Recessions Can Create Significant Economic Challenges for Nonprofits

David Heinen, Vice President for Public Policy and Advocacy

With staggering inflation and recent declines in the stock market, nonprofit leaders are bracing for the possibility of a recession. Based on recent history, a recession could mean a prolonged period of hardship for nonprofits. During both the major recession from 2007 through 2009 and the brief economic downturn at the start of the COVID-19 pandemic in 2020, recovery came much more slowly for nonprofits than for the economy as a whole.

Nonprofits’ Business Model

To understand the way an economic recession affect nonprofits, it is helpful to know a bit about nonprofits’ business model. At the most basic level, nonprofit operate on a business model with three key principles:

  1. Nonprofits provide programs and services to meet areas of need within their communities, not for the purpose of making a profit. This means that nonprofits typically offer services below cost – and often for free – and that they provide more services, at a greater financial loss, when needs increase.
  2. Nonprofits operate with an expectation of a balanced budget and make careful plans each year to generate enough revenue to pay for the amount of services they expect to need to provide.Nonprofits’ main sources of operating revenue include a combination of fees for services (e.g., child care fees, health insurance payments, and tickets to arts performances and exhibitions), government grants and contracts, individual and corporate contributions, and foundation grants. For most nonprofits, contributions from government, foundations, and individual and business donors are essential to making up the difference between the cost of providing services and the income derived from fees for service.
  3. No one “owns” a nonprofit, but rather they are required by federal law to reinvest any excess income back into their missions. Ideally, nonprofits have some years with a bit of extra revenue so they can build up financial reserves as a “rainy day fund” that can cover several months of operations in years when revenues are down or demand for services is higher than expected.

Impact of Recessions on Nonprofits

Economic recessions often include a combination of inflation, high levels of unemployment, and stock market declines. Each of these factors can take a significant toll on nonprofits’ operations and finances.

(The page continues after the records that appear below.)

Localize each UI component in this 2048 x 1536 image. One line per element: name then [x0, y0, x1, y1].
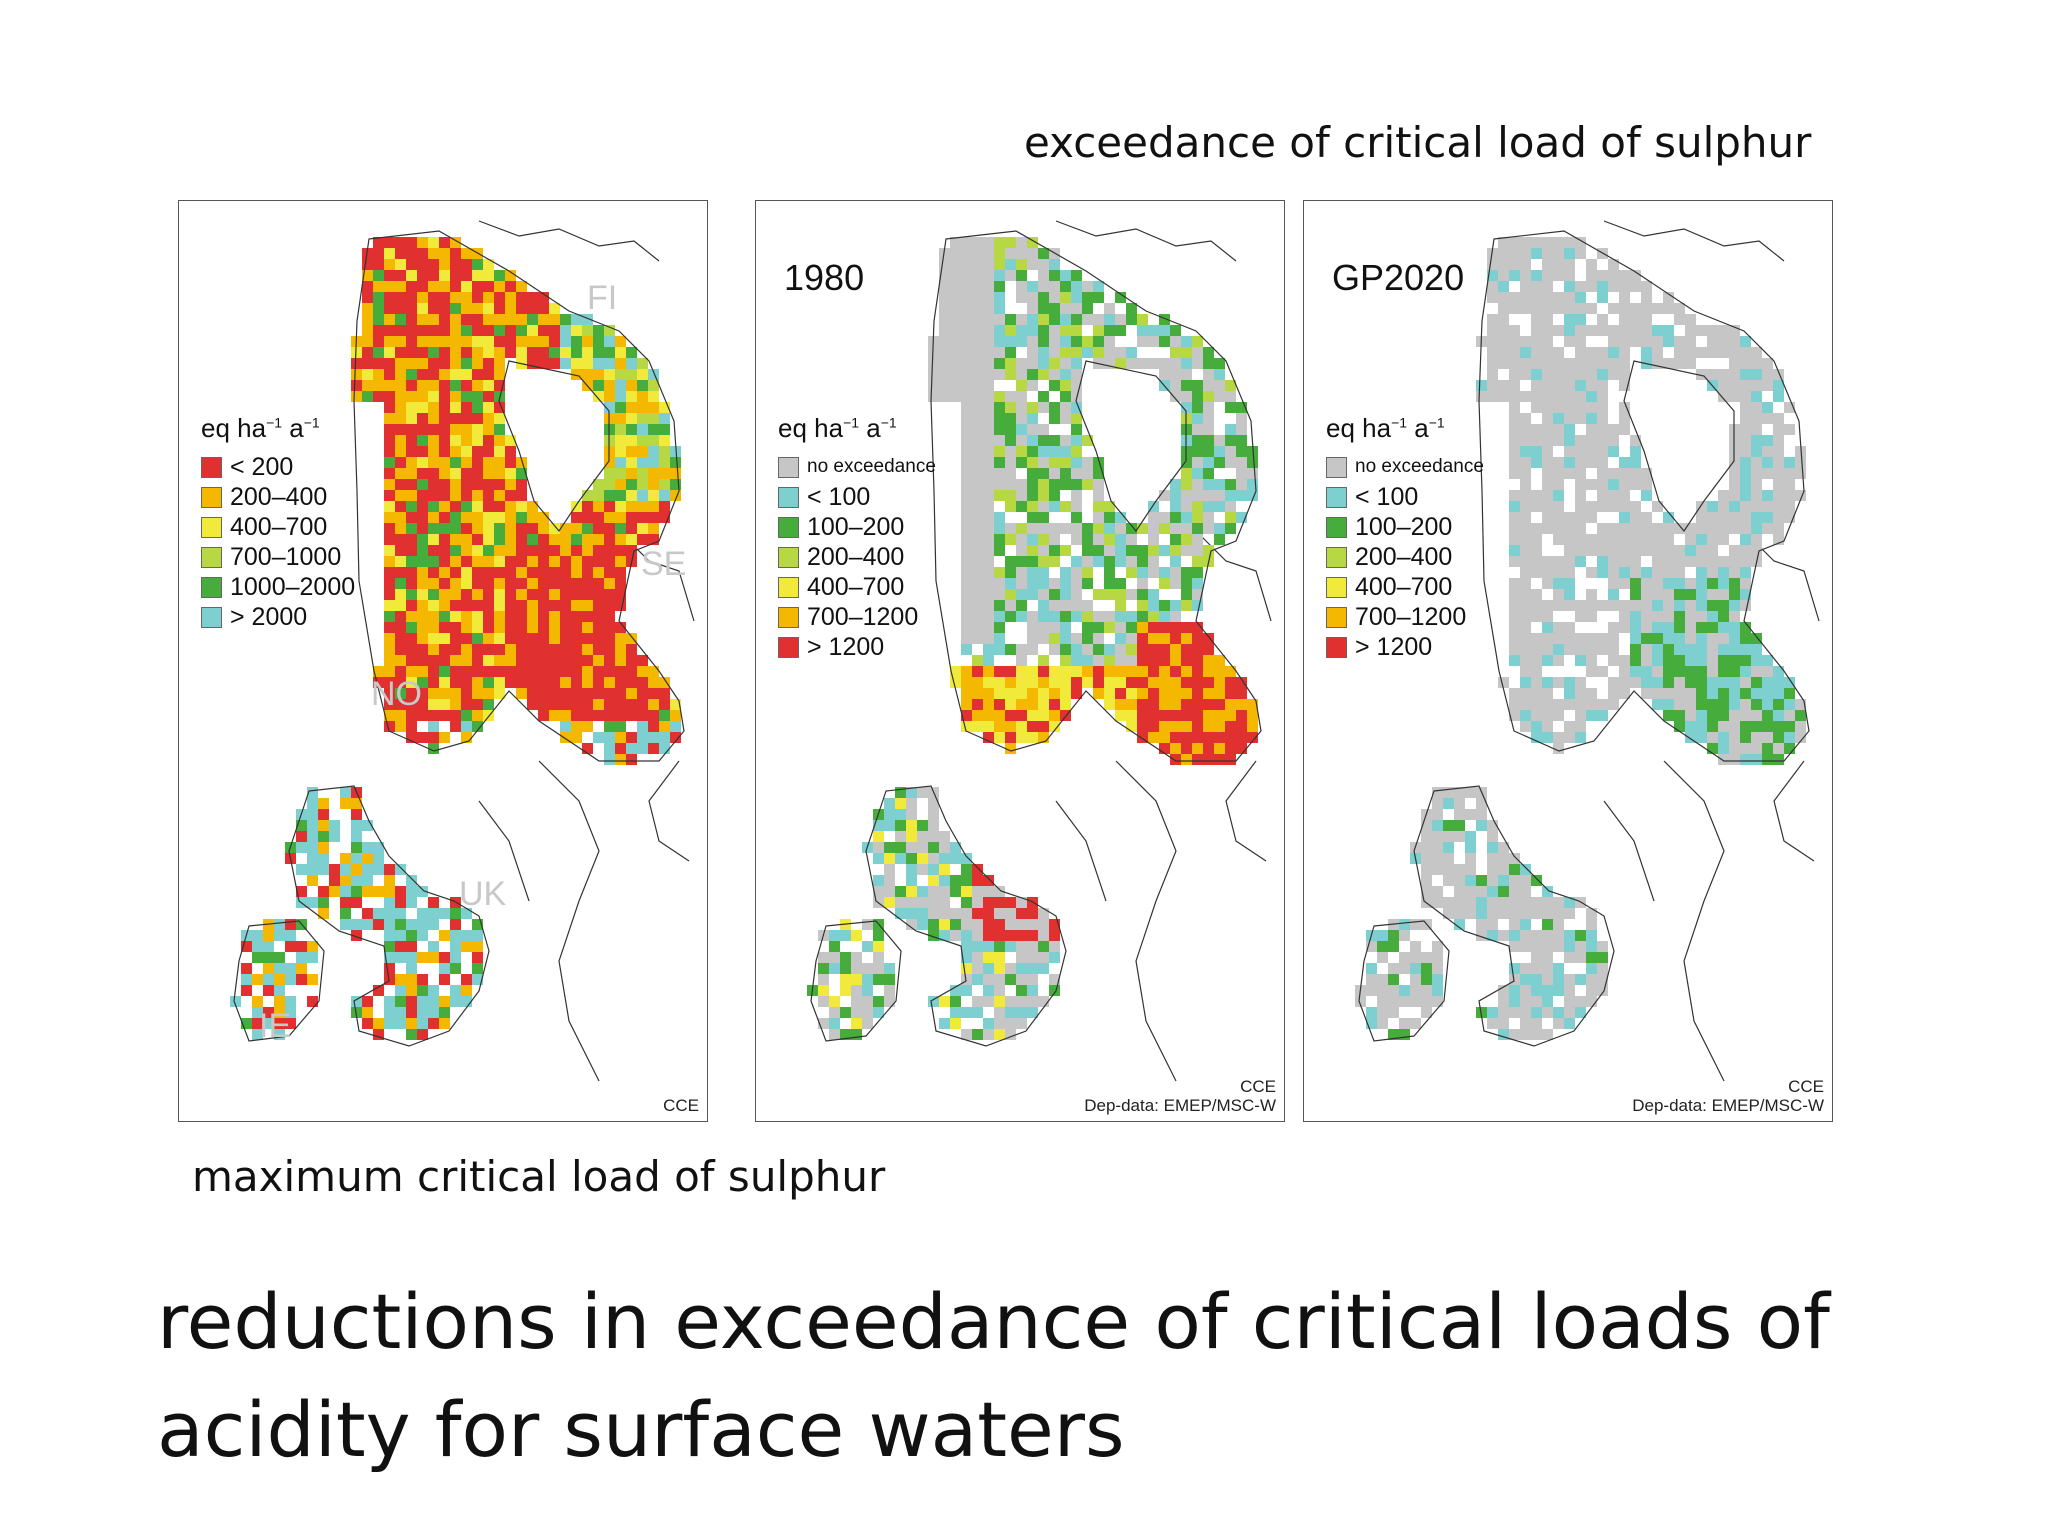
legend-label: > 2000 [230, 602, 308, 631]
top-caption: exceedance of critical load of sulphur [1024, 118, 1812, 167]
legend-item: no exceedance [778, 452, 936, 482]
legend-swatch [1326, 636, 1347, 658]
legend-label: no exceedance [1355, 456, 1484, 477]
legend-swatch [201, 546, 222, 568]
legend-swatch [1326, 486, 1347, 508]
legend: eq ha−1 a−1 < 200 200–400 400–700 700–1000 1… [201, 413, 355, 632]
legend-label: 200–400 [230, 482, 328, 511]
panel-year-label: GP2020 [1332, 257, 1465, 298]
legend-item: > 1200 [778, 632, 936, 662]
legend-swatch [778, 456, 799, 478]
legend-swatch [201, 456, 222, 478]
legend-item: 400–700 [201, 512, 355, 542]
legend-item: < 100 [1326, 482, 1484, 512]
legend-swatch [1326, 516, 1347, 538]
legend-title: eq ha−1 a−1 [778, 413, 897, 443]
legend-label: 400–700 [807, 572, 905, 601]
legend-item: 700–1200 [1326, 602, 1484, 632]
legend-title: eq ha−1 a−1 [201, 413, 320, 443]
legend-item: 200–400 [778, 542, 936, 572]
critical-load-map-panel: eq ha−1 a−1 < 200 200–400 400–700 700–1000 1… [178, 200, 708, 1122]
legend-label: > 1200 [1355, 632, 1433, 661]
exceedance-gp2020-map-panel: GP2020 eq ha−1 a−1 no exceedance < 100 100… [1303, 200, 1833, 1122]
legend: eq ha−1 a−1 no exceedance < 100 100–200 200… [1326, 413, 1484, 662]
exceedance-gp2020-map [1355, 220, 1820, 1082]
legend-swatch [778, 636, 799, 658]
legend-swatch [778, 576, 799, 598]
legend-item: 100–200 [778, 512, 936, 542]
legend-item: 700–1000 [201, 542, 355, 572]
legend-swatch [1326, 576, 1347, 598]
legend-swatch [1326, 546, 1347, 568]
legend-swatch [1326, 606, 1347, 628]
legend-swatch [201, 486, 222, 508]
legend-label: < 100 [807, 482, 871, 511]
legend-label: 100–200 [807, 512, 905, 541]
legend-item: 1000–2000 [201, 572, 355, 602]
legend-label: 1000–2000 [230, 572, 356, 601]
critical-load-map [230, 220, 695, 1082]
legend-swatch [778, 516, 799, 538]
legend-swatch [1326, 456, 1347, 478]
legend-item: > 2000 [201, 602, 355, 632]
legend-swatch [201, 516, 222, 538]
panel-year-label: 1980 [784, 257, 865, 298]
legend-swatch [778, 606, 799, 628]
country-label-fi: FI [587, 279, 618, 317]
legend-item: 700–1200 [778, 602, 936, 632]
legend-item: > 1200 [1326, 632, 1484, 662]
legend: eq ha−1 a−1 no exceedance < 100 100–200 200… [778, 413, 936, 662]
legend-label: 700–1200 [1355, 602, 1467, 631]
legend-label: > 1200 [807, 632, 885, 661]
legend-label: 400–700 [1355, 572, 1453, 601]
exceedance-1980-map [807, 220, 1272, 1082]
legend-swatch [201, 576, 222, 598]
legend-item: 200–400 [201, 482, 355, 512]
legend-label: 200–400 [1355, 542, 1453, 571]
bottom-caption: maximum critical load of sulphur [192, 1152, 886, 1201]
legend-label: 700–1200 [807, 602, 919, 631]
map-credit: CCE Dep-data: EMEP/MSC-W [1084, 1077, 1276, 1115]
legend-label: 700–1000 [230, 542, 342, 571]
exceedance-1980-map-panel: 1980 eq ha−1 a−1 no exceedance < 100 100–2… [755, 200, 1285, 1122]
legend-label: 400–700 [230, 512, 328, 541]
legend-item: < 100 [778, 482, 936, 512]
country-label-uk: UK [459, 875, 507, 913]
map-credit: CCE [663, 1096, 699, 1115]
legend-item: < 200 [201, 452, 355, 482]
country-label-se: SE [641, 545, 687, 583]
legend-item: no exceedance [1326, 452, 1484, 482]
legend-swatch [778, 546, 799, 568]
slide-title: reductions in exceedance of critical loa… [157, 1277, 1830, 1474]
legend-item: 200–400 [1326, 542, 1484, 572]
legend-swatch [778, 486, 799, 508]
legend-item: 400–700 [1326, 572, 1484, 602]
country-label-no: NO [371, 675, 422, 713]
legend-title: eq ha−1 a−1 [1326, 413, 1445, 443]
legend-label: < 200 [230, 452, 294, 481]
legend-label: 100–200 [1355, 512, 1453, 541]
map-credit: CCE Dep-data: EMEP/MSC-W [1632, 1077, 1824, 1115]
legend-swatch [201, 606, 222, 628]
legend-label: no exceedance [807, 456, 936, 477]
legend-label: 200–400 [807, 542, 905, 571]
legend-item: 100–200 [1326, 512, 1484, 542]
legend-label: < 100 [1355, 482, 1419, 511]
legend-item: 400–700 [778, 572, 936, 602]
country-label-ie: IE [259, 1007, 292, 1045]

Inflation creates two major challenges for nonprofits. First, more people turn to nonprofits for basic services like food, rental assistance, subsidized health care and child care, and job training when their income doesn’t keep up with sudden increases in the cost of living. Second, rising prices of gas, food, and supplies also increases nonprofits’ own operational expenses. From an economic perspective, inflation increases both the number of people that nonprofits must serve and the cost of providing services without creating any new revenue opportunities for nonprofits. 

As with inflation, high unemployment rates create increased demands for many services provided by nonprofits, as more people turn to nonprofits to help cover their basic needs. And when more people are out of work, state and local governments typically have to cut back on their grants and contracts to nonprofits to offset lower-than-usual income tax and sales tax revenue. Often, nonprofits will also have to lay off some of their own staff during recessions even while taking on more services. This can take a toll on remaining nonprofit staff and on volunteers.

Additionally, staff layoffs can create steeper and more immediate unemployment expenses for nonprofits than for businesses. Instead of paying state unemployment taxes, many nonprofits elect to reimburse the state unemployment fund for the unemployment benefits their former employees receive. Consequently, nonprofits that lay off staff to cut costs during a recession are often hit with steep bills for unemployment reimbursement payments from the Division of Economic Security at the NC Department of Commerce just as they are beginning to recover from the recession. As a result, many nonprofits can’t afford to rehire laid-off staff for years after a recession.

Even though charitable organizations are not publicly-traded businesses, fluctuations in the stock market can create stark challenges for nonprofits’ finances. Many nonprofits invest some of their net assets – either through endowments or through operating reserve funds – to create a cushion for years when revenues don’t keep pace with the cost of providing programs and services. Unfortunately, many of these investments are at their lowest levels at the times when nonprofits need them the most. To make matters worse, charitable giving also tends to decrease when stock prices fall, and donations to nonprofits often don’t pick up again until after the rest of the economy has pulled out of the recession.

Business leaders can help minimize the potential negative impacts of a looming economic downturn by reaching out to local nonprofits to find out more about the needs of their organizations and the people they serve and identifying ways to partner with nonprofits to ensure they can provide necessary services to the community if there is an economic downturn.